Despite its lower market share since the 1940s, arsenic did not simply go away. Arsenic maintained the first and longest monopoly over the insecticide industry, and it never fully relinquished its influence.

This is partially because arsenic contamination persists in soil and water for generations, but it is also due to its persistent use as a preservative and herbicide. Railroads and telephone companies still favor arsenic (chromated copper-arsenate) as a wood preservative on railroad ties and utility poles. During the Vietnam War, the U.S. military sprayed an organic arsenic herbicide called Agent Blue (cacodylic acid) on nearly 400,000 hectares of mangrove forests and rice paddies. The commercial form of Agent Blue was so profitable and useful on cotton fields, golf courses, and backyards that the EPA deregulated it in 2004. Five years later the agency reversed course and announced it would phase out organic arsenic pesticides by 2013, with the exception of MSMA (monosodium methanearsonate), an herbicide used on cotton plantations.

Color photo of worker in surgical mask spraying flowers in greenhouse
A worker sprays pesticides in a gerbera greeenhouse in Villa Guerrero, Mexico, March 2020. Villa Guerrero is part of the country’s so called flower belt, where residents have experienced health problems, including birth defects and infertility, associated with agrochemical exposure.

Biogeochemist Stephen Porder argues in Elemental (2023) that humans’ relationships with the elemental cycles most important to life—hydrogen, oxygen, carbon, nitrogen, and phosphorus—have shaped Earth’s past and future. We haven’t yet figured out how to enjoy the benefits of our innovations without paying the costs of their harmful byproducts. Arsenic shares a kinship with two of those life-affirming elements on the periodic table, nitrogen and phosphorus. Could something similar be said for the cycles of elements that became most toxic to life, such as arsenic?

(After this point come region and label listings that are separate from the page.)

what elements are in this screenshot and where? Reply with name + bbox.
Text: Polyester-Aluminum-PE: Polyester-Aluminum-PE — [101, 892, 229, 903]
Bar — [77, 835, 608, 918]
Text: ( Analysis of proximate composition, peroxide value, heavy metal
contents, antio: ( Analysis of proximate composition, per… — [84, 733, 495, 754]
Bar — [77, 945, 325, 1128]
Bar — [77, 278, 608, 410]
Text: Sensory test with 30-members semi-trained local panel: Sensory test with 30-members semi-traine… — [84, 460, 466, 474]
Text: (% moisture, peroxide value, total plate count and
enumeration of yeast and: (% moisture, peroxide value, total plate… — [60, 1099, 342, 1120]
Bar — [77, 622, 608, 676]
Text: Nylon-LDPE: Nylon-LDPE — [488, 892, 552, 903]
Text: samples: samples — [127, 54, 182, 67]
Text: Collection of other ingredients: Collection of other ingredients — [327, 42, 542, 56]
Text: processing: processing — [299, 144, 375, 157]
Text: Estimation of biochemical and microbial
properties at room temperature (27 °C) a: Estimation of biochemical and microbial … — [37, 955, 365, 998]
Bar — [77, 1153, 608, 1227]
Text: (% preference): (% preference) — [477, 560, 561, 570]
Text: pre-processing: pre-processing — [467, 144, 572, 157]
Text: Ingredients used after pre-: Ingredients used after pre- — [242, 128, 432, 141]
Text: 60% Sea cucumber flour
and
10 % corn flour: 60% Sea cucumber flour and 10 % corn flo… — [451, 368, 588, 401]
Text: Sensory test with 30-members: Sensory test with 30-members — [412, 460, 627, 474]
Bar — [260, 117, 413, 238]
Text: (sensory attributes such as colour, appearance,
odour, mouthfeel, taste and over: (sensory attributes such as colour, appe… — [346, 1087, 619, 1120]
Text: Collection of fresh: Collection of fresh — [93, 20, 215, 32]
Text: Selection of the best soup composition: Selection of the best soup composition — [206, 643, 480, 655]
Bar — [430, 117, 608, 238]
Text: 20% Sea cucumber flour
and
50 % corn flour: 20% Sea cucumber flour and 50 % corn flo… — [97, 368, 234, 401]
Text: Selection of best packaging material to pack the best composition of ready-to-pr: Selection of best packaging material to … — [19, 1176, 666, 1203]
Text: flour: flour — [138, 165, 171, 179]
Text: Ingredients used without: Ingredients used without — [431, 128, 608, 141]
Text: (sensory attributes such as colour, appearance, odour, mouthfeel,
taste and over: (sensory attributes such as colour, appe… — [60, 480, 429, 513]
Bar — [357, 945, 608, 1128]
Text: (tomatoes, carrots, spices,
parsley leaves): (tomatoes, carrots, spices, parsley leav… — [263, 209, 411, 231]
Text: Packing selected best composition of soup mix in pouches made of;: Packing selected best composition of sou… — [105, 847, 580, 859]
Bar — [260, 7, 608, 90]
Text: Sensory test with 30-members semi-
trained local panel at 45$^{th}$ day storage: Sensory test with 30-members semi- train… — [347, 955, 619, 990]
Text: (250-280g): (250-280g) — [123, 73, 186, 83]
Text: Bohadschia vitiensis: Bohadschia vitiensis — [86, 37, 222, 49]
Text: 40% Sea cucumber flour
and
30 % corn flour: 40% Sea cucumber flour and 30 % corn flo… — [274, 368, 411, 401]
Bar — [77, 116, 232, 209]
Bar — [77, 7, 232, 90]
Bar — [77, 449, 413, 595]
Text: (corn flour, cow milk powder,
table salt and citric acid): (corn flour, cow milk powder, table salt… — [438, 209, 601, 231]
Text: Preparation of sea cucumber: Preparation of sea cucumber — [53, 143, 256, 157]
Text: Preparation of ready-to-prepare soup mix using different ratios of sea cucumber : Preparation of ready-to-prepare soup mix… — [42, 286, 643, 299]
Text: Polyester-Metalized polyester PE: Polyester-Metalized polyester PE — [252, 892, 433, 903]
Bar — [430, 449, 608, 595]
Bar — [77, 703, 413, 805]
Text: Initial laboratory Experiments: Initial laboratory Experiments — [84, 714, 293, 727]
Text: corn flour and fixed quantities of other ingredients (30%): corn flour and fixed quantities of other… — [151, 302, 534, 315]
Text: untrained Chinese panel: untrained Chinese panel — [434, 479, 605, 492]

The disruption of the global arsenic cycle since the 19th century has left a legacy of environmental violence across the Americas. American exceptionalism rarely exists, but the Americas—and the United States in particular—have played an exceptional part in the spread and standardization of agrochemical use.

Naturally occurring arsenic in the Ring of Fire set the geological stage for its unnatural extraction and extension, but arsenic contamination zones are no longer geological facts alone; many are the historical and living remnants of U.S. empire and racism.